The solution, ultimately, is semi-persistent levels. These were implemented originally in Hengband. Semi-persistent levels are a compromise between the resets and wipes that non-persistence provide, with the stair-scumming prevention of persistent levels. With semi-persistent levels, all levels you visit persist, but are only accessible through the stairs you travelled to them from. With any other stairwell, up or down, you get a new level generated instead.

This ensures the dungeon is still infinite, because there are multiple sets of stairs exiting every level, but that you can visit any previous level by going back up the set of stairs you came down (or vice versa). You can't stair scum, because you just go back to the previous level you visited. But you aren't restricted in explorable dungeon scope, and the resource poor or badly laid out dungeon levels that the procedural content generation throws your way.

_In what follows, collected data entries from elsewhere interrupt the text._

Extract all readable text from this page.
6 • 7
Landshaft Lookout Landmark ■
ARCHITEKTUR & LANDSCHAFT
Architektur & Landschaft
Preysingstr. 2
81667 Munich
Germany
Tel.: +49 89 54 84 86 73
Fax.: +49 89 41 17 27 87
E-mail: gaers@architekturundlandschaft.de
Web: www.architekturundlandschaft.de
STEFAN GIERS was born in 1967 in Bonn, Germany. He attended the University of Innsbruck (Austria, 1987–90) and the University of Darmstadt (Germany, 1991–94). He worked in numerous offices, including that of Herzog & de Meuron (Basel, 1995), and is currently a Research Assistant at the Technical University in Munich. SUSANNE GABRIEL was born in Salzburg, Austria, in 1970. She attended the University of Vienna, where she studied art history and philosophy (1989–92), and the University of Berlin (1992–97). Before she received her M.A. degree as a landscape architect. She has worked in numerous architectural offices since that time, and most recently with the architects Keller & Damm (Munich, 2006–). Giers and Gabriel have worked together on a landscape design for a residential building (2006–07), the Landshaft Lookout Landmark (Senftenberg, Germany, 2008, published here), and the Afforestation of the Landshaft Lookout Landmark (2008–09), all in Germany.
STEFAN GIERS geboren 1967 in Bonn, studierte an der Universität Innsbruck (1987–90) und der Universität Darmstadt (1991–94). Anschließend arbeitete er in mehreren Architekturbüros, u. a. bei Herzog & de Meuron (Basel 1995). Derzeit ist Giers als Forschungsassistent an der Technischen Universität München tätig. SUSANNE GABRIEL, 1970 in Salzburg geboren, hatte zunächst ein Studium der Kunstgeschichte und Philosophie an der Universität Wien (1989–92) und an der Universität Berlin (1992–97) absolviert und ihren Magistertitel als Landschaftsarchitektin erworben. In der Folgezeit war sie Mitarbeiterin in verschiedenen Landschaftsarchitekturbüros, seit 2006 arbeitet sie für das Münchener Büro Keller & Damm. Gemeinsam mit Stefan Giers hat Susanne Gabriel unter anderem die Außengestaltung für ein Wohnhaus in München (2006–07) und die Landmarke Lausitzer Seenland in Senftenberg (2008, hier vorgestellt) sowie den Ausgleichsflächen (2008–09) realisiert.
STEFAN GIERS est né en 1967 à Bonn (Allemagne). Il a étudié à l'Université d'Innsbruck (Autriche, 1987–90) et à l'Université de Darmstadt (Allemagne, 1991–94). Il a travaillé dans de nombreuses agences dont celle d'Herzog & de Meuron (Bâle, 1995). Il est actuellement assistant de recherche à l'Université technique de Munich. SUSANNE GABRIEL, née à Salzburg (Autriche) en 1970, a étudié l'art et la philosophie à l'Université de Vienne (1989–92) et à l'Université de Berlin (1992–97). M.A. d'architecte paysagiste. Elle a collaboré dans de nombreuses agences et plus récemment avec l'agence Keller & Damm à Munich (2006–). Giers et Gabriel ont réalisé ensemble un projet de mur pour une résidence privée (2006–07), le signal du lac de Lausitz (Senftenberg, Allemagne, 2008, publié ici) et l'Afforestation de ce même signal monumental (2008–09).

You can visualize a semi-persistent dungeon with your current level as the root node, and a branching tree of levels spreading away from it, with infinite leaves.

In part nine, I approach the end game.

5 comments:

Jick said...

Maybe I'm missing something about the semi-persistent method you described, but doesn't it have the same problem with dangerous edge-cases, just on a slightly different scale?

If the advantage of the stair-scummable system is that you can quickly escape a really tough edge-case level, how does the new model help with that? You can go back up to the previous level, but then you have to find another staircase down if you want another shot at a solvable new level.

So what happens when you run out of staircases, because every available one leads to a too-difficult level? Presumably there aren't an infinite number of exits from any given level, and since any given exit leads to a persistent new level, isn't the basic problem with persistence still there?

humpolec said...

jick - if I'm not mistaken, the levels are infinite because there are several up staircases too? So you can just each time find different up/down stairs to enter a new level, moving just between, say depths 4 an 5.

Mikolaj said...

> So what happens when you run out of staircases, because every available one leads to a too-difficult level?

It depends. AFAIK, in Hengband the persistent levels are forgotten when in town. So you just WOR out, WOR down and you can try your luck again.

If the levels are truly persistent, the case is not lost, too. Just WOR back to town, descend by foot to the original depth and you find a wholly new numerous (but finite) set of stairs to try. Perhaps a bit more in-character solution available to Unangband players would be to try some other dungeon, get tougher , buy some equipment with needed resists and get back to the previously hopeless situation to beat it.

Manu said...

Great article, very interesting. I've implemented persistant dungeons in my 7DRL Mines of Elderlore, with the following rules:

- the first level depends on a name; every time you provide this dungeon name, you get the same level

- each level have two downing stairs, and one upping stair (except first level with no upping stair, and 10th level with no downing one)

With those simple rules, given a dungeon name, you get 1+2+4+8+16+32+64+128+256+512 = 1023 different levels.

One other advantage of semi-persistent dungeons is comparing players games: starting conditions being the same, it is a good way to increase competition between players.

Anonymous said...

I agree that the semi-persistent dungeons seem like the ideal solution.